Vier Studierenden der Hochschule für angewandte Wissenschaften Würzburg-Schweinfurt haben im Sommersemester 2018 als Projektarbeit im Schwerpunkt Personalmanagement bei Prof. Dr. Christine Wegerich den Karrierestandort Mittelhessen analysiert. Die angehenden Bachelor Marc Kühweg, Marie Lechner, Sophia Rollmann und Ann-Kathrin Wehrfritz überprüften als externe Experten anhand einer Umfrage unter ihren Kommilitonen, wie deutlich die Karriereperspektiven in Mittelhessen für potentielle Arbeitnehmerinnen und Arbeitnehmer sind. Dabei kamen überraschende Ergebnisse zu Tage, wie Marc Kühweg zusammenfasst: „Zwei Antworten meiner Kommilitonen haben mich überrascht, die auch dem Stereotyp des „klassischen BWLers“ nicht entsprechen: die Priorisierung von Kinderbetreuungsprojekten und die Bedeutung der Nähe zur Natur habe ich so nicht erwartet.“
Die Studierenden entwickelten ein Modell zur Analyse der Standort- und Arbeitgeberattraktivität mit vier Dimensionen: Wünsche der Einwohner, Angebote der Kommunen, Freizeitbedürfnisse und Unternehmensprofile.

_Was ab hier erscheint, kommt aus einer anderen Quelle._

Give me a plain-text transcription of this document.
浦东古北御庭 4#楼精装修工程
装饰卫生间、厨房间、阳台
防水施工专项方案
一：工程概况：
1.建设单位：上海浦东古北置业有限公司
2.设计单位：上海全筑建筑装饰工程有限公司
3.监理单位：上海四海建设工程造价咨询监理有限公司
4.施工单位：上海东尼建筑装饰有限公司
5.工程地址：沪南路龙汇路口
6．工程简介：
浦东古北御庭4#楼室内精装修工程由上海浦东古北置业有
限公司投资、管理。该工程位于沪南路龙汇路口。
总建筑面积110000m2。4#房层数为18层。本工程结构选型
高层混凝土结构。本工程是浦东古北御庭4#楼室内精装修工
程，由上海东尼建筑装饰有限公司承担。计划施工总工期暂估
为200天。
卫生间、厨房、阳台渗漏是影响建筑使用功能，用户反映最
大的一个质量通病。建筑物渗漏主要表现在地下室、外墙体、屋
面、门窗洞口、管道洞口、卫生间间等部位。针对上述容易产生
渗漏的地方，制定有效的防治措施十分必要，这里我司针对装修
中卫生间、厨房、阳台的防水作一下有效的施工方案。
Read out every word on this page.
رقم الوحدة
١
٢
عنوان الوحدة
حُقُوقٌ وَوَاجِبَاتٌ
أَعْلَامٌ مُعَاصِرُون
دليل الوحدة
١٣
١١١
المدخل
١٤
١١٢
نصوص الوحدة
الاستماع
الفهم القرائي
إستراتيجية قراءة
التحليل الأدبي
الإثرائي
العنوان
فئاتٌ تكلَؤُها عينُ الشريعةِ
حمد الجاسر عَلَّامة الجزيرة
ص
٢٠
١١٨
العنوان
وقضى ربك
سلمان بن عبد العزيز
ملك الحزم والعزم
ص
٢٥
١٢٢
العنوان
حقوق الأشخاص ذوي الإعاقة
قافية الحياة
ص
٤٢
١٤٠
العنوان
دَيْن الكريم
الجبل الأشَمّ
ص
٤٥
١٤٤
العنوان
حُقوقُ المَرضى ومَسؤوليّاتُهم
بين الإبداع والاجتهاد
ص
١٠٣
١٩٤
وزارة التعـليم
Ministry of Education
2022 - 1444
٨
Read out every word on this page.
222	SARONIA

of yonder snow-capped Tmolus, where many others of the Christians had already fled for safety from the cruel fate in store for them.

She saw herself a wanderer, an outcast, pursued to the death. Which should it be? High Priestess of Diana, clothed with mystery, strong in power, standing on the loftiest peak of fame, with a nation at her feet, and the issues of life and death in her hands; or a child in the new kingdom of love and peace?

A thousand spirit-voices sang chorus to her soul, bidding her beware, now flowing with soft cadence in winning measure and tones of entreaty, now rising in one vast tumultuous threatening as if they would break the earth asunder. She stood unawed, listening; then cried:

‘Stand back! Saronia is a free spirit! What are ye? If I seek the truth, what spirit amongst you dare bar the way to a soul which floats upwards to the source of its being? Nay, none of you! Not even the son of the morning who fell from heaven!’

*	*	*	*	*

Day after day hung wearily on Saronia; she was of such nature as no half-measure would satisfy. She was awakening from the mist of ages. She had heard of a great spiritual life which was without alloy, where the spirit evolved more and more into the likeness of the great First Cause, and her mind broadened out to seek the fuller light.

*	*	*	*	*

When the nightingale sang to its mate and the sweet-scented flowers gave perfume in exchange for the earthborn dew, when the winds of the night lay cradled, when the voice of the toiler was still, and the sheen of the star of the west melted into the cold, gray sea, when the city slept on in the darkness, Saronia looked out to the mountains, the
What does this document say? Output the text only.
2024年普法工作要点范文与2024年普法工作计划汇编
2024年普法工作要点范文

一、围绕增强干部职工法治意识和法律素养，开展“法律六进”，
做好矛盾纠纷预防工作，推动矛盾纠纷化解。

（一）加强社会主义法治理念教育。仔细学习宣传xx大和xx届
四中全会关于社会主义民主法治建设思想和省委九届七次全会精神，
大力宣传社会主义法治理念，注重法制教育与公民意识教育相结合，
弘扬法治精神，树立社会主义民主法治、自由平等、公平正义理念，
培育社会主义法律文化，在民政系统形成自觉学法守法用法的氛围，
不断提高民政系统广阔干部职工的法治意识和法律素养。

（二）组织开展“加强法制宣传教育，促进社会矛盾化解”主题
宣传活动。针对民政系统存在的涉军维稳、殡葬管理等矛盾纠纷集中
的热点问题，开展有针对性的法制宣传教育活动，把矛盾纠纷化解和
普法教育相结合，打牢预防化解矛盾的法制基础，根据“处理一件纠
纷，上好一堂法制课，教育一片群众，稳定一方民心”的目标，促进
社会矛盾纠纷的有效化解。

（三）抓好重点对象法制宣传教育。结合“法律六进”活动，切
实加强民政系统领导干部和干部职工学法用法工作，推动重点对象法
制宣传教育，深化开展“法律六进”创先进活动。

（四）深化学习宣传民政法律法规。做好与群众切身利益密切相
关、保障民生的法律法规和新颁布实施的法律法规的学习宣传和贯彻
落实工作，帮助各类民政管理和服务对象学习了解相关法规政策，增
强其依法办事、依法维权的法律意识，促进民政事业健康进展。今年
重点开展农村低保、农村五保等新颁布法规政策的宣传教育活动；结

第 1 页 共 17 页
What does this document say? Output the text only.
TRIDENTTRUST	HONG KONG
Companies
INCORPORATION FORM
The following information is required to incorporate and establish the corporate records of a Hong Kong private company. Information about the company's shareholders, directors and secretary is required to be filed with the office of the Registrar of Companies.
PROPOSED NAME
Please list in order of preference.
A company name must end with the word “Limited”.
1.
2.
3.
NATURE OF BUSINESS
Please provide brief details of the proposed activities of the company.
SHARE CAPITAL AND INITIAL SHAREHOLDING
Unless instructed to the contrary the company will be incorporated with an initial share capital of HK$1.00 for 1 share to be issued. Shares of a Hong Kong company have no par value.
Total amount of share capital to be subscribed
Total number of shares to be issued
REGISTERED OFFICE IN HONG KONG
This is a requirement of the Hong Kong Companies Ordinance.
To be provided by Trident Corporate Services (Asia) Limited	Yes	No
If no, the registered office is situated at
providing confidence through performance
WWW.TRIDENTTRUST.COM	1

Bei der Erhebung unter allen 557 Schwerpunktstudierenden des Studiengangs Betriebswirtschaft der fhws beteiligten sich 17,41 Prozent; wie bei einer ähnlichen Befragung in Mittelhessen ergab sich, dass 80 Prozent der im Durchschnitt 24-jährigen bereit wären, für ein Jobangebot in eine neue Region zu ziehen, über 65% aber lieber in die Stadt als aufs Land. Über 55 Prozent kennen Mittelhessen bereits, obwohl nur zwei Personen selbst aus der Region kommen. Marie Lechner erklärt zu den Ergebnissen: „Ich fand es spannend, eine mir persönlich unbekannte Region zu untersuchen. Wir haben festgestellt, dass Mittelhessen mit der Region um Würzburg gut vergleichbar ist.“
Wichtig sind Wohnraum, Infrastruktur und Arbeitsplätze
Wenig überraschend waren die Prioritäten im Bereich Einwohnerbedarfe: bezahlbarer Wohnraum ist wichtiger als ruhiges oder urbanes Wohnen, Arbeitsplätze vor Ort ausschlaggebender als das (Hoch-)schulangebot, Supermärkte vor Ort werden Bioläden und Shoppingcentern vorgezogen. Auch in der Kategorie der Kommunen zunächst wenig erstaunliches: hohe Verfügbarkeit an Immobilien ist den zukünftigen Arbeitnehmern wichtig, die kommunikative Infrastruktur wird höher bewertet als der öffentliche Nahverkehr. Auf die Frage „Für welche Projekte sollte sich die Kommune, in der Sie leben besonders einsetzen?“ kam die erste Überraschung: Kinderbetreuungsprojekte werden klar vor Bildungs-, Finanz- oder sozialen Projekten gesehen. Im Freizeitbereich bevorzugen die Würzburger Studierenden Restaurants und Cafés deutlich vor Bars, Discos, Events oder Kinos sowie ein breit gefächertes Angebot zum aktiven Sporttreiben. Gefragt nach der Wichtigkeit der Naturangebote zogen die Befragten nicht etwa Rad- und Wanderwege, sondern städtische Grünanlagen und die Nähe zur Natur wie Wälder und Gewässer gleichermaßen vor. Schließlich ging es um die Unternehmen, also die potentiellen Arbeitgeber: hier soll der Wunscharbeitgeber vor allem Arbeitsplatzsicherheit gepaart mit gerechter Entlohnung bieten, Interessante Aufgaben und Projekte werden dem internationalen Einsatz deutlich vorgezogen und die Zusammenarbeit unter den Mitarbeitern der Diversität, auch gegenseitiges Vertrauen zwischen Mitarbeitern und Unternehmen ist den BWL-Studierenden wichtig.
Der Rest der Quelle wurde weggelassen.